Analyzing Explainer Robustness via Probabilistic Lipschitzness of Prediction Functions
Zulqarnain Khan, Davin Hill, Aria Masoomi, Joshua Bone, Jennifer Dy
TL;DR
This work introduces Explainer Astuteness $A_{r,\lambda}$ to quantify robustness of post-hoc explanations and proves that the astuteness is lower-bounded by the predictor's probabilistic Lipschitzness. It derives theoretical bounds for SHAP, Remove Individual, and RISE explainers, showing that locally smooth predictors yield more astute explanations, with explicit $\lambda$-scaling such as $\lambda = 2 \sqrt[p]{d} \;L$ (SHAP) or $\lambda = \sqrt[p]{d} \;L$ (RISE). The authors validate the theory empirically across simulated and real datasets, demonstrating that Lipschitz-regularized models achieve higher astuteness at smaller $\lambda$, and they propose astuteness as a practical metric for explainer robustness.
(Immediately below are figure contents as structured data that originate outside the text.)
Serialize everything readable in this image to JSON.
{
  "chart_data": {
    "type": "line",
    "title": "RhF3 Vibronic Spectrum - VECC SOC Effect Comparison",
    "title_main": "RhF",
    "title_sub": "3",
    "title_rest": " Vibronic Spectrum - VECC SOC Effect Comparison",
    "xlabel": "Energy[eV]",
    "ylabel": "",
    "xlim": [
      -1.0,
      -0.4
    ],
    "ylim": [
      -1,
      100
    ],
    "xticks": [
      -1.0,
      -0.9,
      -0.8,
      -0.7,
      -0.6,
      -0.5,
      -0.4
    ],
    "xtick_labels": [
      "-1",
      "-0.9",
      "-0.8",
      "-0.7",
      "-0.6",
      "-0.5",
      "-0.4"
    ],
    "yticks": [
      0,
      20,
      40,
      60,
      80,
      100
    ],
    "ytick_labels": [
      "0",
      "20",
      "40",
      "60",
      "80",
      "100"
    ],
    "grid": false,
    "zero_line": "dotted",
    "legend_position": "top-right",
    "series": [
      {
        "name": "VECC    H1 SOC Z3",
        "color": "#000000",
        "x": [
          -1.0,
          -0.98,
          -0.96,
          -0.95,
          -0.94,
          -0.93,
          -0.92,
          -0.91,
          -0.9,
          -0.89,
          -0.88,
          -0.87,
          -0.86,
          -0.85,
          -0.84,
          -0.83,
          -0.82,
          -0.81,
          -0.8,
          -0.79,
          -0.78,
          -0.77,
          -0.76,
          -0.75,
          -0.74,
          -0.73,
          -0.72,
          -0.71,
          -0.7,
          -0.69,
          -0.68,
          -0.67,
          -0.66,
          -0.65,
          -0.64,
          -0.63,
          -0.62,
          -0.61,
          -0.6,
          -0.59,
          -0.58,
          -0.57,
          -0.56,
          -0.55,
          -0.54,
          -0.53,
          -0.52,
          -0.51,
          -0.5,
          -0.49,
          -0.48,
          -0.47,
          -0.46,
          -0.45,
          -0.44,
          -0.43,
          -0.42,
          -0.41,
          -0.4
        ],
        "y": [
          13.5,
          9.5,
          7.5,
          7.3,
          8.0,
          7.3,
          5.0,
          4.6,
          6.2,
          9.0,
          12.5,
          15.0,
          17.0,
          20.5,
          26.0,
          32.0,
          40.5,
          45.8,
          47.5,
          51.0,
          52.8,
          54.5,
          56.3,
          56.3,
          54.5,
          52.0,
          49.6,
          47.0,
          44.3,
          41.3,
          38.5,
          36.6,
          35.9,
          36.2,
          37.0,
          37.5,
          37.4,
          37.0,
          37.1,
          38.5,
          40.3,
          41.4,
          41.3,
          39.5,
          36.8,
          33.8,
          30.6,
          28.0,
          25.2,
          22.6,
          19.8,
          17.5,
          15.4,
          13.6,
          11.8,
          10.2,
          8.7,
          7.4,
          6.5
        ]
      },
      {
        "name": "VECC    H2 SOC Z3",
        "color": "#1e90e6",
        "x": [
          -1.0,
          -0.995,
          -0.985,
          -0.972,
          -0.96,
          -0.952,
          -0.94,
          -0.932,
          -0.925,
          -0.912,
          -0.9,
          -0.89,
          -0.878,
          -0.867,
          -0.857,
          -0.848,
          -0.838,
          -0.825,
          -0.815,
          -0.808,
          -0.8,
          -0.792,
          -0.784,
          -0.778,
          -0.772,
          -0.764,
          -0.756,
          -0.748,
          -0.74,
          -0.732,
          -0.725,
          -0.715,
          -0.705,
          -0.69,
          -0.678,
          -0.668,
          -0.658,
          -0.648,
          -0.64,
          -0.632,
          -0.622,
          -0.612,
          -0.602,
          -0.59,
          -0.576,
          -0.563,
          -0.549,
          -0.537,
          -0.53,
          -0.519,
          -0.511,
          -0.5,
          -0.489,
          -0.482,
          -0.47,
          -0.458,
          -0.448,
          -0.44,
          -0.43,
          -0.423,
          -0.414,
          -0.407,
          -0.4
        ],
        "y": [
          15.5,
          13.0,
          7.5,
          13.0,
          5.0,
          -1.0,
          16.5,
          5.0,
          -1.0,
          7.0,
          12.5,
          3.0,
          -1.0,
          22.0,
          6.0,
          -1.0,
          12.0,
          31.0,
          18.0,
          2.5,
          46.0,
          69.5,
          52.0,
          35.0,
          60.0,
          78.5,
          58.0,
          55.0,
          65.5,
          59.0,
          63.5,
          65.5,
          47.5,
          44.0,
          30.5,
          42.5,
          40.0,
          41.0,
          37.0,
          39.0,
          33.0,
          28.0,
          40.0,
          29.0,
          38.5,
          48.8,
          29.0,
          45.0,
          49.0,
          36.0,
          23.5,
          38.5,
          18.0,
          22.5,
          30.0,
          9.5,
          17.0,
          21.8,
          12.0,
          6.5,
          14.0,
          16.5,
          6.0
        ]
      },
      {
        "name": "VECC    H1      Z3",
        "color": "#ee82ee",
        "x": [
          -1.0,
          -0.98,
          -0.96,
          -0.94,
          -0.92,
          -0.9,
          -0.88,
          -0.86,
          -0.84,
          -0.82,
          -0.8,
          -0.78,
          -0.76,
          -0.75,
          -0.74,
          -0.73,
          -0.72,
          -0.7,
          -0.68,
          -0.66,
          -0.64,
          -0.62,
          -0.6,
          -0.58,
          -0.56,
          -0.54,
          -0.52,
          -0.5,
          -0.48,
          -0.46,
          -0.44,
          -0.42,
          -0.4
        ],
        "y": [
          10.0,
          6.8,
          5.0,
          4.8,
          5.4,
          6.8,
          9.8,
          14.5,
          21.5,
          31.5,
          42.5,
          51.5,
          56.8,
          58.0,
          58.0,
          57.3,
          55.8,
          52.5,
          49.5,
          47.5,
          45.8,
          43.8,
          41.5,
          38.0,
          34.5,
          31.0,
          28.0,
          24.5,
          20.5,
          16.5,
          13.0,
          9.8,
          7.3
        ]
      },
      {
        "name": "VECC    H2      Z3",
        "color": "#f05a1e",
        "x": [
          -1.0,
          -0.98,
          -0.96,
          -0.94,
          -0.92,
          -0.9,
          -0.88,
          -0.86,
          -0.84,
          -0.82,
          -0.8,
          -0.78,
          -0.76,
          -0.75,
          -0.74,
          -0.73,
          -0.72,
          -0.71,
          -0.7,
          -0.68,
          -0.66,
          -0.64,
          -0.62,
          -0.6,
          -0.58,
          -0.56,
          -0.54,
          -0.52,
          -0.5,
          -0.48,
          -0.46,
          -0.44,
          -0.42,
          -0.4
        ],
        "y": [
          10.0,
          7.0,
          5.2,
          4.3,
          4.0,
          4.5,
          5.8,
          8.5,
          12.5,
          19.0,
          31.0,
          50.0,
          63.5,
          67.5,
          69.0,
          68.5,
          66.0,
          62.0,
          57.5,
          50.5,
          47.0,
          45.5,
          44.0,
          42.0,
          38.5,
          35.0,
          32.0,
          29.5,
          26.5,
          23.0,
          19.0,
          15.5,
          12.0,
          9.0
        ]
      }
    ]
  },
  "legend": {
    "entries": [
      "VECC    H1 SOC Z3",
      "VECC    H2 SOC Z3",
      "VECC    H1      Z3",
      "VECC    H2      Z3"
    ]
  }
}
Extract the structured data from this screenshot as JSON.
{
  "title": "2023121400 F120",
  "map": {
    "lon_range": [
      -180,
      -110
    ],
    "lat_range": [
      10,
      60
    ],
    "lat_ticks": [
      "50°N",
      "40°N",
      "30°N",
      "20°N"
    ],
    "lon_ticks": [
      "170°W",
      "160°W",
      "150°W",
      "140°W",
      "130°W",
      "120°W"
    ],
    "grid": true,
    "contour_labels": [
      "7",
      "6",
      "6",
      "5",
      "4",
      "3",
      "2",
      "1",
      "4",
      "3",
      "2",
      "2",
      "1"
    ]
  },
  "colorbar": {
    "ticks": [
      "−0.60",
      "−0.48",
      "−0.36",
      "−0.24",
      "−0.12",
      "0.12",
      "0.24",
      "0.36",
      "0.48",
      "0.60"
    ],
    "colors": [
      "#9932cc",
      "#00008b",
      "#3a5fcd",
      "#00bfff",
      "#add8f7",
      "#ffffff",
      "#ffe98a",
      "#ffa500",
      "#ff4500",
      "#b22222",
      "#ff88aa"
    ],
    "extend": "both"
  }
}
The findings suggest enforcing predictor smoothness as a viable strategy to improve explanation reliability, while acknowledging bound tightness and dataset-specific nuances. Formally, $A_{r,\lambda}(E, \mathcal{D})$ links to the predictor's local behavior via probabilistic Lipschitzness, highlighting a quantifiable path to robust explanations in complex models.
Abstract
Machine learning methods have significantly improved in their predictive capabilities, but at the same time they are becoming more complex and less transparent. As a result, explainers are often relied on to provide interpretability to these black-box prediction models. As crucial diagnostics tools, it is important that these explainers themselves are robust. In this paper we focus on one particular aspect of robustness, namely that an explainer should give similar explanations for similar data inputs. We formalize this notion by introducing and defining explainer astuteness, analogous to astuteness of prediction functions. Our formalism allows us to connect explainer robustness to the predictor's probabilistic Lipschitzness, which captures the probability of local smoothness of a function. We provide lower bound guarantees on the astuteness of a variety of explainers (e.g., SHAP, RISE, CXPlain) given the Lipschitzness of the prediction function. These theoretical results imply that locally smooth prediction functions lend themselves to locally robust explanations. We evaluate these results empirically on simulated as well as real datasets.